Embora seja inquestionável que o ordenamento constitucional deve
contemplar os anseios da sociedade, também é mais verdadeiro que a função
preponderante da atribuição decorre sua posição de supremacia jurídica e a sua
modificação dificultada, a salvo de injunções momentâneas e de conveniências
políticas.
Tanto que a admissibilidade de propostas de emendas constitucionais é complexa
a requer um exame acurado de seu mérito e forma, em especial face ao teor do
art. 60, §4°. da CF:
Diz a CF/88:
"Art.
60...
§4°. Não será objeto de deliberação a proposta de emenda tendente a abolir:
I - a forma federativa de Estado;
II - o voto direito, secreto, universal e periódico;
III - a separação de poderes;
IV - os direitos e garantias individuais".
Tocante ao inciso IV, acima, remete-se a discussão ainda para o
disposto no art. 5°., §2°., que prevê que "os direitos e garantias
expresso nesta Constituição não excluem outros decorrentes do regime e dos
princípios por ela adotados, ou dos tratados internacionais em que a República
Federativa do Brasil seja parte".
Trata-se de dispositivo incluído no Capítulo I(Dos Direitos e Deveres
Individuais e Coletivos) do Título II(Dos Direitos e Garantias Fundamentais),
cujo conteúdo se irradia sobre toda a Constituição, em diversos dispositivos
que, inseridos em outros Capítulos e Títulos, dizem respeito àqueles direitos e
garantias expressos no art. 5°., ou são decorrentes destes e dos princípios
adotados nos artigos 1° a 4° da Lei Maior.
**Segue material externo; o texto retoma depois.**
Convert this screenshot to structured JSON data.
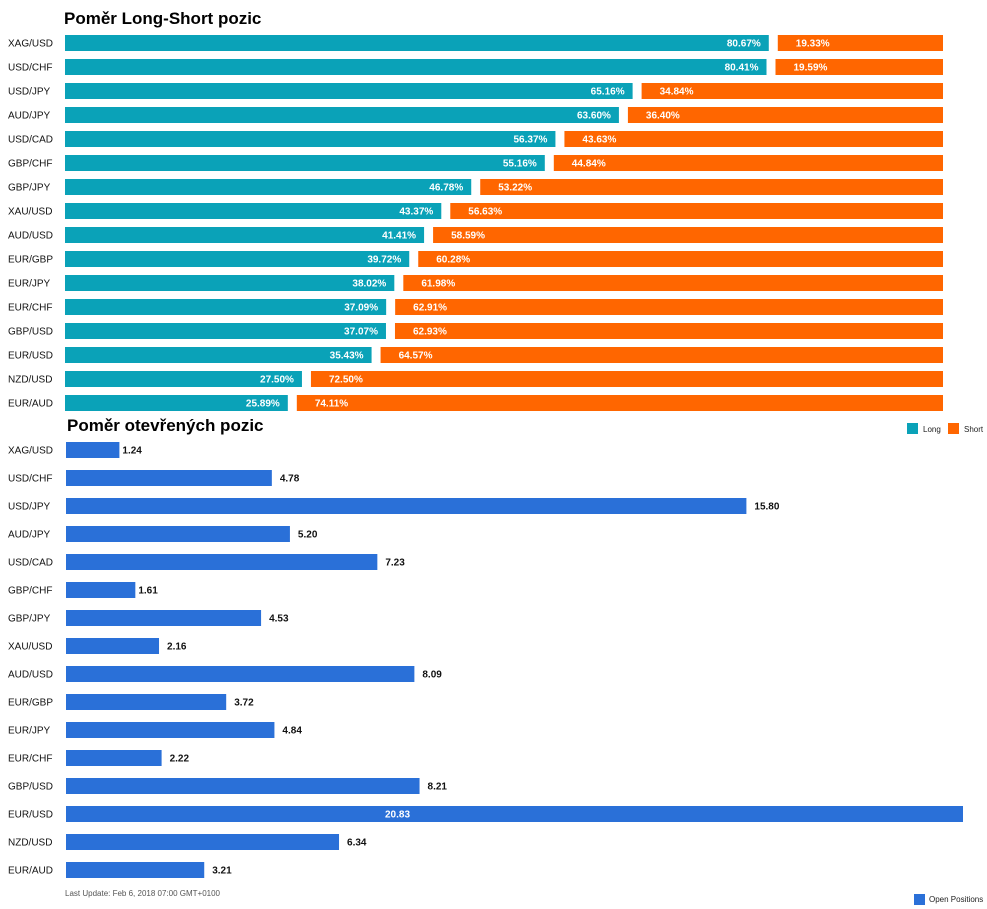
{
  "colors": {
    "long": "#0aa2b8",
    "short": "#ff6600",
    "open": "#2a70d8"
  },
  "chart_data": [
    {
      "type": "bar",
      "orientation": "horizontal",
      "stacked": true,
      "title": "Poměr Long-Short pozic",
      "categories": [
        "XAG/USD",
        "USD/CHF",
        "USD/JPY",
        "AUD/JPY",
        "USD/CAD",
        "GBP/CHF",
        "GBP/JPY",
        "XAU/USD",
        "AUD/USD",
        "EUR/GBP",
        "EUR/JPY",
        "EUR/CHF",
        "GBP/USD",
        "EUR/USD",
        "NZD/USD",
        "EUR/AUD"
      ],
      "series": [
        {
          "name": "Long",
          "values": [
            80.67,
            80.41,
            65.16,
            63.6,
            56.37,
            55.16,
            46.78,
            43.37,
            41.41,
            39.72,
            38.02,
            37.09,
            37.07,
            35.43,
            27.5,
            25.89
          ],
          "labels": [
            "80.67%",
            "80.41%",
            "65.16%",
            "63.60%",
            "56.37%",
            "55.16%",
            "46.78%",
            "43.37%",
            "41.41%",
            "39.72%",
            "38.02%",
            "37.09%",
            "37.07%",
            "35.43%",
            "27.50%",
            "25.89%"
          ]
        },
        {
          "name": "Short",
          "values": [
            19.33,
            19.59,
            34.84,
            36.4,
            43.63,
            44.84,
            53.22,
            56.63,
            58.59,
            60.28,
            61.98,
            62.91,
            62.93,
            64.57,
            72.5,
            74.11
          ],
          "labels": [
            "19.33%",
            "19.59%",
            "34.84%",
            "36.40%",
            "43.63%",
            "44.84%",
            "53.22%",
            "56.63%",
            "58.59%",
            "60.28%",
            "61.98%",
            "62.91%",
            "62.93%",
            "64.57%",
            "72.50%",
            "74.11%"
          ]
        }
      ],
      "xlim": [
        0,
        100
      ],
      "legend": "right"
    },
    {
      "type": "bar",
      "orientation": "horizontal",
      "title": "Poměr otevřených pozic",
      "categories": [
        "XAG/USD",
        "USD/CHF",
        "USD/JPY",
        "AUD/JPY",
        "USD/CAD",
        "GBP/CHF",
        "GBP/JPY",
        "XAU/USD",
        "AUD/USD",
        "EUR/GBP",
        "EUR/JPY",
        "EUR/CHF",
        "GBP/USD",
        "EUR/USD",
        "NZD/USD",
        "EUR/AUD"
      ],
      "series": [
        {
          "name": "Open Positions",
          "values": [
            1.24,
            4.78,
            15.8,
            5.2,
            7.23,
            1.61,
            4.53,
            2.16,
            8.09,
            3.72,
            4.84,
            2.22,
            8.21,
            20.83,
            6.34,
            3.21
          ],
          "labels": [
            "1.24",
            "4.78",
            "15.80",
            "5.20",
            "7.23",
            "1.61",
            "4.53",
            "2.16",
            "8.09",
            "3.72",
            "4.84",
            "2.22",
            "8.21",
            "20.83",
            "6.34",
            "3.21"
          ]
        }
      ],
      "xlim": [
        0,
        20.83
      ],
      "legend": "bottom-right"
    }
  ],
  "footer": {
    "last_update": "Last Update: Feb 6, 2018 07:00 GMT+0100"
  }
}
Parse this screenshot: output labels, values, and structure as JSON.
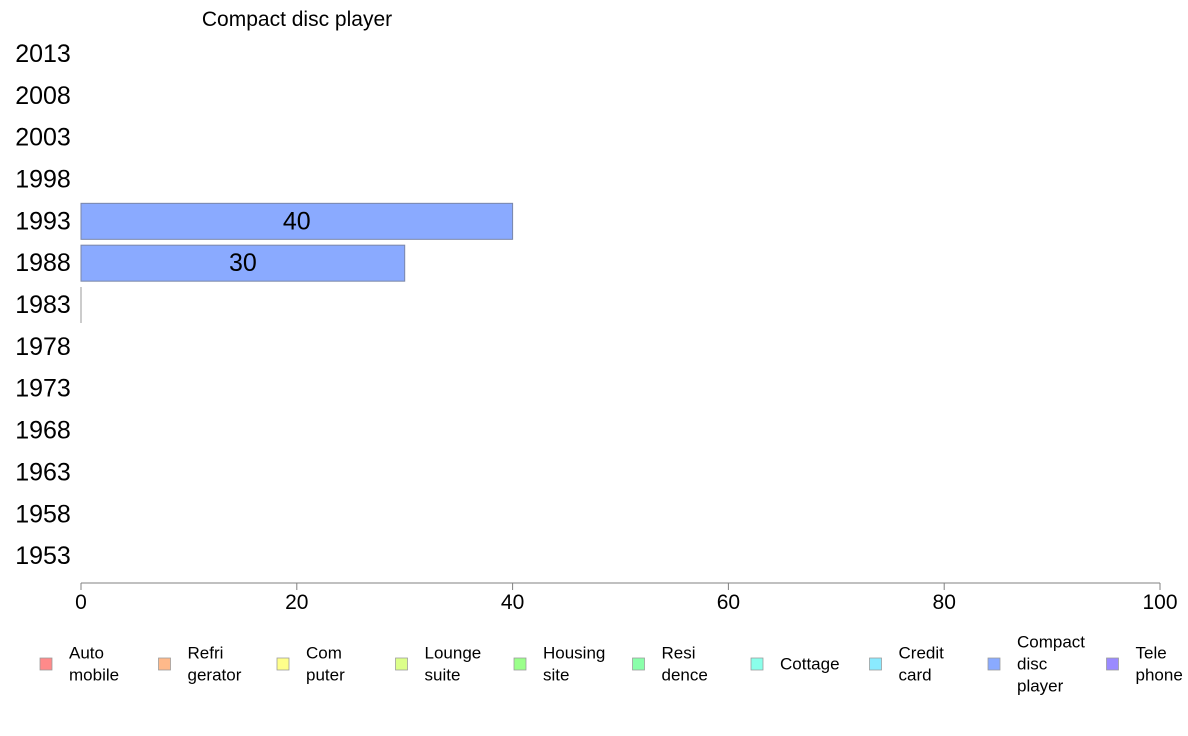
{
  "chart_data": {
    "type": "bar",
    "orientation": "horizontal",
    "title": "Compact disc player",
    "categories": [
      "1953",
      "1958",
      "1963",
      "1968",
      "1973",
      "1978",
      "1983",
      "1988",
      "1993",
      "1998",
      "2003",
      "2008",
      "2013"
    ],
    "series": [
      {
        "name": "Compact disc player",
        "color": "#8aaaff",
        "values": [
          null,
          null,
          null,
          null,
          null,
          null,
          0,
          30,
          40,
          null,
          null,
          null,
          null
        ],
        "labels": [
          "",
          "",
          "",
          "",
          "",
          "",
          "",
          "30",
          "40",
          "",
          "",
          "",
          ""
        ]
      }
    ],
    "xlim": [
      0,
      100
    ],
    "xticks": [
      "0",
      "20",
      "40",
      "60",
      "80",
      "100"
    ],
    "xlabel": "",
    "ylabel": "",
    "grid": false,
    "legend_position": "bottom",
    "legend": [
      {
        "lines": [
          "Auto",
          "mobile"
        ],
        "color": "#ff8a8a"
      },
      {
        "lines": [
          "Refri",
          "gerator"
        ],
        "color": "#ffb98a"
      },
      {
        "lines": [
          "Com",
          "puter"
        ],
        "color": "#ffff8a"
      },
      {
        "lines": [
          "Lounge",
          "suite"
        ],
        "color": "#dcff8a"
      },
      {
        "lines": [
          "Housing",
          "site"
        ],
        "color": "#9aff8a"
      },
      {
        "lines": [
          "Resi",
          "dence"
        ],
        "color": "#8affaa"
      },
      {
        "lines": [
          "Cottage"
        ],
        "color": "#8affea"
      },
      {
        "lines": [
          "Credit",
          "card"
        ],
        "color": "#8aeaff"
      },
      {
        "lines": [
          "Compact",
          "disc",
          "player"
        ],
        "color": "#8aaaff"
      },
      {
        "lines": [
          "Tele",
          "phone"
        ],
        "color": "#9a8aff"
      }
    ]
  }
}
Com efeito, os direitos fundamentais, como parte do sistema, constituem um
ponto de referência sistêmico para a teoria da Constituição do Estado.
Àqueles contemplados nos arts. 5°, 6°, 7°, 8°, e 9°, (direitos individuais e
direitos sociais), se somam aos demais inseridos nos arts. 12, 13,14, 15, 16,
17, e muitos outros.
Vê-se, pois, que
"...
a vedação atinge a pretensão de modificar qualquer elemento conceitual de
Federação, ou do voto direto, ou indiretamente restringir a liberdade
religiosa, ou de comunicação ou outro direito e garantia individual; basta que
a proposta de emenda se encaminhe, ainda que remotamente, "tenda"
(emendas tendentes, dia o texto), para a sua abolição." (In Curso de
Direito Constitucional Positivo, p.61).
Dessarte, ante às "cláusulas pétreas" não é essencial
que a emenda promova a extirpação do texto constitucional dos direitos e
garantias protegidos: basta que os ameace, enfraqueça, mitigue ou os tome
atenuados, para que também seja inadmissível a proposta de emenda.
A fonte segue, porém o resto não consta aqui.